Summarised in a phrase of this generation - "If you don't use it you lose it."
In terms of this situation, 10 days of intense meditation will be beneficial for setting up a foundation for sporadic use in the future. When it comes to yourself, it would have to be in line with your cultivation goals, usage and path.
Put it into the perspective of learning to ride a bike:
Takes a lot of effort at first, but once you do learn it's difficult to forget for a while. If you want to be a BMX professional it will take a lot of continued effort; if you enjoy it, continued practice becomes more of a past time; and if you want to use it for a particular agenda (in the case of vipassana, it would be application of greater insight) then conditioning your use for your purposes is the appropriate path.
Considering vipassana is a technique of introspection of one's 'cultivation'; this implies continual conditioning for the growth you are working towards (mastery of self) through means of insightful cultivation, so practice is encouraged.
When one masters a technique, are they the master of the technique? Even if we have got something out of it, is there more we can learn from or apply the technique to? Is there a higher peak of mastery we have yet to become aware of?
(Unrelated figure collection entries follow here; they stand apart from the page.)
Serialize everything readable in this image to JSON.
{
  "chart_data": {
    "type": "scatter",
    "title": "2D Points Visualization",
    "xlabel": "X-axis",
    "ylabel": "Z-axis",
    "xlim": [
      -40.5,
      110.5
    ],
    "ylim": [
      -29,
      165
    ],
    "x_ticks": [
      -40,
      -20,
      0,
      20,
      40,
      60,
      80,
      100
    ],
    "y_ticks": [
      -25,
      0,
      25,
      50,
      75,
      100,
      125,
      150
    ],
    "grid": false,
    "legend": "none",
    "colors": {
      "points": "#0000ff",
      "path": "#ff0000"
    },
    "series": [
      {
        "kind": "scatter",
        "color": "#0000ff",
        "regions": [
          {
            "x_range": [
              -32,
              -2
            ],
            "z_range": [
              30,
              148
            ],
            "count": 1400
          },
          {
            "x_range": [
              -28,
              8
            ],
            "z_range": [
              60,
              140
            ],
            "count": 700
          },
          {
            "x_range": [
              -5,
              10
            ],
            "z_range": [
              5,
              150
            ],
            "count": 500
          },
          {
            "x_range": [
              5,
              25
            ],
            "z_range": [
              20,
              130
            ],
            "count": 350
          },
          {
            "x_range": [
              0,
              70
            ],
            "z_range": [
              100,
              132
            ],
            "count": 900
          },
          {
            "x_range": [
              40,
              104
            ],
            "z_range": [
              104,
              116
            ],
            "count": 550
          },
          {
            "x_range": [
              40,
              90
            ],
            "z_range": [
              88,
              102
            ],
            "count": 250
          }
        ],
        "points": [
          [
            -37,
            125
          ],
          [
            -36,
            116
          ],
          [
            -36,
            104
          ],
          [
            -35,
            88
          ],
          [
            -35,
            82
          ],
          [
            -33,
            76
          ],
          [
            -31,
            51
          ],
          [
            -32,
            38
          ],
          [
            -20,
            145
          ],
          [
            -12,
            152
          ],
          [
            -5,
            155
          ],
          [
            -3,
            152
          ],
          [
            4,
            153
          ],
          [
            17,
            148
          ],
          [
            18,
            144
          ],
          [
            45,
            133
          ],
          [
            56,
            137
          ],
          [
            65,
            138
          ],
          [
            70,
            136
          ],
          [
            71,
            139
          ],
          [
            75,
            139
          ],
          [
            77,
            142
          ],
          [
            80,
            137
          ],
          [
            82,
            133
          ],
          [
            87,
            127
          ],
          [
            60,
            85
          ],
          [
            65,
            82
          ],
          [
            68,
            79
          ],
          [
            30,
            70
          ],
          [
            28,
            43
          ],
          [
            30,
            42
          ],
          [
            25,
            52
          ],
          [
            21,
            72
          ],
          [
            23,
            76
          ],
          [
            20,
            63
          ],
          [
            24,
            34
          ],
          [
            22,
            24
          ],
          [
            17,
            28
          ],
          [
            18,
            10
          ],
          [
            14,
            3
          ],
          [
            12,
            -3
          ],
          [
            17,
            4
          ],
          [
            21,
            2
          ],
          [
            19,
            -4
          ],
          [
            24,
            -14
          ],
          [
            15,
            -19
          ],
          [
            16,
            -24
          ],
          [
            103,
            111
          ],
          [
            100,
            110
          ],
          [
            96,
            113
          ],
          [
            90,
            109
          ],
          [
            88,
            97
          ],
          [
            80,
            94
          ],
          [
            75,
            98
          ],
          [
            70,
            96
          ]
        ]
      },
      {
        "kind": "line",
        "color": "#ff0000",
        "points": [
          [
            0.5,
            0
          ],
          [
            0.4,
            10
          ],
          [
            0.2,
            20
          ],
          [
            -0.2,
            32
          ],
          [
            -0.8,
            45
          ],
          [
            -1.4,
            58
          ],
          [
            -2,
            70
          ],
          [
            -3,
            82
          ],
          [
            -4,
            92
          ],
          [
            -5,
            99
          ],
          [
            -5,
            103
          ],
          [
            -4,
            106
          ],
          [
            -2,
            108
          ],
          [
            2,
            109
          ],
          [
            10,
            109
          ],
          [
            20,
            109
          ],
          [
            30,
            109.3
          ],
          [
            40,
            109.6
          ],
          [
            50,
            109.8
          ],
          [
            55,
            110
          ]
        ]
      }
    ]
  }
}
When we reach a point where we are not gathering more insight following one method and practice becomes stagnant, that is called a bottleneck in cultivation, like a puzzle missing a piece. When we reach a point like that, we tend to become complacent with continued practice.
To breach these bottlenecks we have yet to learn some relevant insight, when that insight is applied it results in a 'lightbulb' moment which could be considered some level of enlightenment.
Instead of using a singularly faceted approach to the technique, finding alternative methods of application encourages continued use of good time spent learning an invaluable technique.